Making sushi is like taking a piano lesson — the fingers move more easily after taking many lessons and it gets easier with practice. Making sushi is very detailed and only requires the use of a sharp knife. The process is something that is very simple, which means that it can be difficult — from ensuring the freshness of the fish and rice, the right amount of wasabi in the rice that kills the bacteria in the fish to the right amount of pressure to apply on the rice.
One of your darkest periods was when your restaurant in Alaska burnt down in the 1970s. What did you learn from this episode?
It showed me the importance of family, which saved my life. After the restaurant burnt down, I stayed home and was thinking how I could kill myself quickly. One day, I heard my daughter screaming while she was playing. The scream woke me up and reminded me that I still have a family. I told myself that I need to restart and take things step by step — even if it is just moving one millimetre at a time. I am here today because of this experience. I live day by day and in the moment. At the end of the day, I am thankful for everything and go to bed happy.
Why do your signature dishes such as black cod miso and yellowtail jalapeno have remained popular over the past two decades?
I made a mistake of not trademarking them (laughs). I am proud of creating these dishes that have inspired the world. The Nobu style of food is simple and uses the best ingredients.

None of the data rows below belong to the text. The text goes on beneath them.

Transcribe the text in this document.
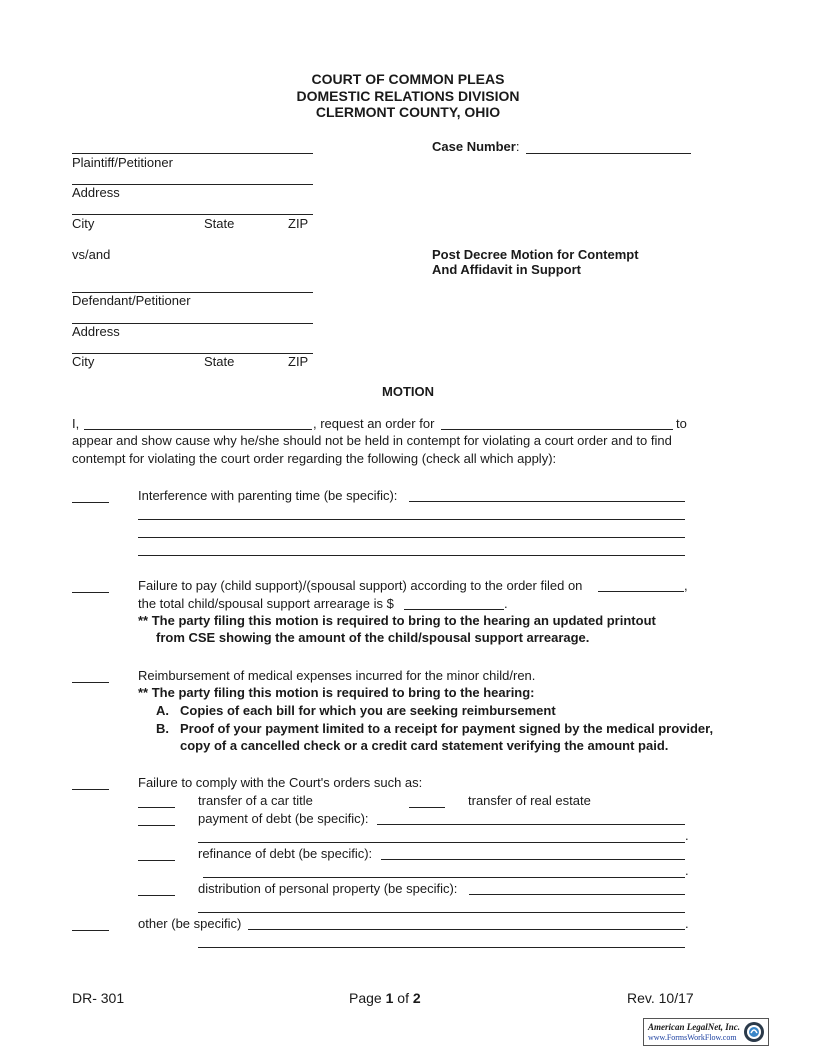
COURT OF COMMON PLEAS
DOMESTIC RELATIONS DIVISION
CLERMONT COUNTY, OHIO
Plaintiff/Petitioner
Address
City	State	ZIP
vs/and
Defendant/Petitioner
Address
City	State	ZIP
Case Number:
Post Decree Motion for Contempt
And Affidavit in Support
MOTION
I,	, request an order for	to
appear and show cause why he/she should not be held in contempt for violating a court order and to find
contempt for violating the court order regarding the following (check all which apply):
Interference with parenting time (be specific):
Failure to pay (child support)/(spousal support) according to the order filed on	,
the total child/spousal support arrearage is $	.
** The party filing this motion is required to bring to the hearing an updated printout
from CSE showing the amount of the child/spousal support arrearage.
Reimbursement of medical expenses incurred for the minor child/ren.
** The party filing this motion is required to bring to the hearing:
A. Copies of each bill for which you are seeking reimbursement
B. Proof of your payment limited to a receipt for payment signed by the medical provider,
copy of a cancelled check or a credit card statement verifying the amount paid.
Failure to comply with the Court's orders such as:
transfer of a car title	transfer of real estate
payment of debt (be specific):
.
refinance of debt (be specific):
.
distribution of personal property (be specific):
other (be specific)	.
DR- 301	Page 1 of 2	Rev. 10/17
American LegalNet, Inc.
www.FormsWorkFlow.com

I am always looking for simple cooking and presentation, and showcasing clean flavours.
What’s your top advice for chefs on having a long career?
A chef’s life has a lot of potential to grow. If you are starting out, just do it — take in a lot of experience and don’t fret about making mistakes. Smart people learn from their mistakes. You might hit some walls, but don’t give up. Cooking techniques are important, but so is cooking with heart.
What is your secret to running a successful global restaurant empire?
Nobu’s success doesn’t only lie with me, it lies in having a strong team. Some of my core team members have been with me for a long time and have grown with the restaurant group. Take Hiro Tahara, Chief Operating Officer of Nobu Hospitality for example. He has been with the company for more than 25 years. He started out as a waiter before getting promoted to restaurant captain, assistant manager and general manager. The core members of my team are familiar with the “Nobu experience”. I used to be more involved, but I take a more backseat approach these days. I trust them as they understand what the Nobu quality of food and service is about, and they can teach that to the next generation of team members.